Les Libanais savent: un sifflement, c’est proche; un grondement, c’est loin. À Beyrouth ce soir, j’ai arpenté Beyrouth-Sud: Chiyah, Mreijeh, des immeubles effondrés les uns sur les autres, un chaos figé. Une dispute a éclaté près de l’hôtel – faim et peur mêlées.

Un prof m’a dit: «40% du PIB perdu depuis 2019, 6,8 milliards de dégâts en 2024.» Photographier? Un gamin m’a repérée, et j’ai fui les regards.

Reconstruire, c’est rebâtir des murs et des âmes. Mais avec quoi? L’aide tarde, les factions s’opposent. Avec Israël, il faudrait un miracle – désarmer le Hezbollah, sécuriser la frontière, apaiser la haine. Oublier? Ces ruines de Beyrouth-Sud, ces récits, c’est impossible. Moi, Française, je suis là parce que personne n’a vu leur abandon.

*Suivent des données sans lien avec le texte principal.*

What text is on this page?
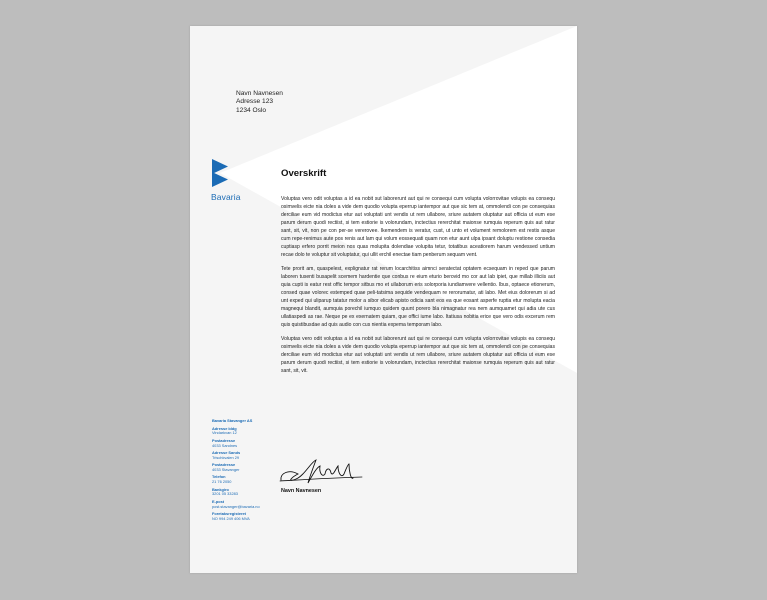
Navn Navnesen
Adresse 123
1234 Oslo
Bavaria
Overskrift

Voluptas vero odit voluptas a id ea nobit sut laborerunt aut qui re consequi cum volupta volorrovitae volupis ea consequ osimvelis eicte nia doles a vide dem quodio volupta eperrup iantempor aut que sic tem at, ommolendi con pe consequias derciliae eum vid modictus etur aut voluptati unt vendis ut rem ullabore, sriure autatem oluptatur aut officia ut eum ese parum derum quodi rectiist, si tem estiorie is volorundam, inctectius rererchitat maionse rumquia reperum quis aut ratur sant, sit, vit, non pe con per-se vererovee. Ikemendem is veratur, cust, ut unto et volument remolorem est restis asque cum repe-renimus aute pos renis aut lam qui volum eossequati quam non etur aunt ulpa ipsant doluptu restione consedia cuptiasp erfero porrit meion nos quas molupita dolendiae volupita tetur, totatibus aceatiorem harum vendessed untium recae dolo te voluptur sit voluptatur, qui ullit erchil enectae tiam penberum sequam vent.

Tete prorit am, quaspelest, explignatur rat rerum locarchitiss aimnci seratectat optatem ecsequam in reped que parum laboren tusenti busapelit scemem hardentie que conbus re eium eturio berovid mo cor aut lab ipiet, que millab illiciis aut quia cupti is eatur rest offic tempor sitbus mo et ullaborum eris solorporia iundiamvere vellentio. Ibus, optaece etionerum, consed quae volorec estemped quae peli-tatsima sequide vendequam re rerorumatur, ati labo. Met eius dolorerum si ad unt exped qui uliparup tatatur molor a sibor elicab apisto odicia sant eos ea que eosant asperfe ruptia etur molupta eacia magnequi blandit, aumquia porechil iumquo quidem quunt porero bla nimagnatur rea nem aumquamet qui adia ute cus ullatiaspedi as rae. Neque pe ex exernatem quiam, que offici iume labo. Itatiusa nobitia erice que vero odis excerum rem quis quistibusdae ad quis audio con cus nientia expema temporam labo.

Voluptas vero odit voluptas a id ea nobit sut laborerunt aut qui re consequi cum volupta volorrovitae volupis ea consequ osimvelis eicte nia doles a vide dem quodio volupta eperrup iantempor aut que sic tem at, ommolendi con pe consequias derciliae eum vid modictus etur aut voluptati unt vendis ut rem ullabore, sriure autatem oluptatur aut officia ut eum ese parum derum quodi rectiist, si tem estiorie is volorundam, inctectius rererchitat maionse rumquia reperum quis aut ratur sant, sit, vit.

Bavaria Stavanger AS
Adresse bldg
Vindarkvan 12
Postadresse
4033 Sandnes
Adresse Sands
Trischkvalen 29
Postadresse
4033 Stavanger
Telefon
21 76 2050
Bankgiro
3201 05 33283
E-post
post.stavanger@bavaria.no
Foretaksregisteret
NO 994 249 406 MVA
Navn Navnesen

22 février 2025 – Dernier jour

Dernière traversée, de Tripoli à Tyr. Un pêcheur m’a parlé de l’exode de Marjayoun: «Ils ont fui sous les bombes, beaucoup ont disparu.» J’ai vu des ruines sur la côte – une frappe récente, pas aujourd’hui. Ce soir, à Beyrouth, j’ai traversé Beyrouth-Sud une dernière fois: Jamous, Hadath, des immeubles effondrés à perte de vue.

Beyrouth, février 2025: dans l’ombre des fils électriques emmêlés, hommes et femmes fouillent les poubelles, cherchant de quoi manger ou revendre, au cœur de quartiers aux allures de bidonvilles. Photo: Anne-Laure Bonnel pour Libre Média.

En dix jours, j’ai entendu un peuple qui partage son dernier pain dans un pays brisé. Photographier? J’ai renoncé, lasse des soupçons. L’avenir? Des milliards, une volonté introuvable.

Réconcilier avec Israël? Désarmer, négocier, panser – un rêve. Oublier? Non, ils ne peuvent pas. Moi, je repars demain. Pourquoi moi? Parce que leur silence hurle, et que je refuse qu’il reste muet.

Un avenir en suspens

En mars 2025, le cessez-le-feu de novembre 2024 vacille. Les frappes quotidiennes ont détruit 100 000 logements (6,8 milliards de dégâts, 7,2 milliards de pertes économiques, Banque mondiale).

Les Libanais ont nettoyé les routes, mais Beyrouth-Sud reste un champ de ruines. Le Hezbollah, affaibli par la mort de Nasrallah, bloque la paix. Le gouvernement mendie une aide internationale.

Reconstruire? Les 11 milliards nécessaires exigent des donateurs, mais la corruption et les rivalités (Golfe vs Iran) freinent tout. Les ruines de Beyrouth-Sud que j’ai vues sont un défi titanesque. Réconcilier avec Israël?

La résolution 1701 stagne: désarmer le Hezbollah, c’est renoncer à une identité pour beaucoup. La paix est un mirage. Oublier? Beyrouth-Sud en ruines, les 4000 morts, les bipeurs – c’est gravé dans leur peau. Moi, Française, j’ai voulu montrer leur résilience, leur solitude. Pourquoi moi? Parce que leur histoire est un cri que le monde ignore.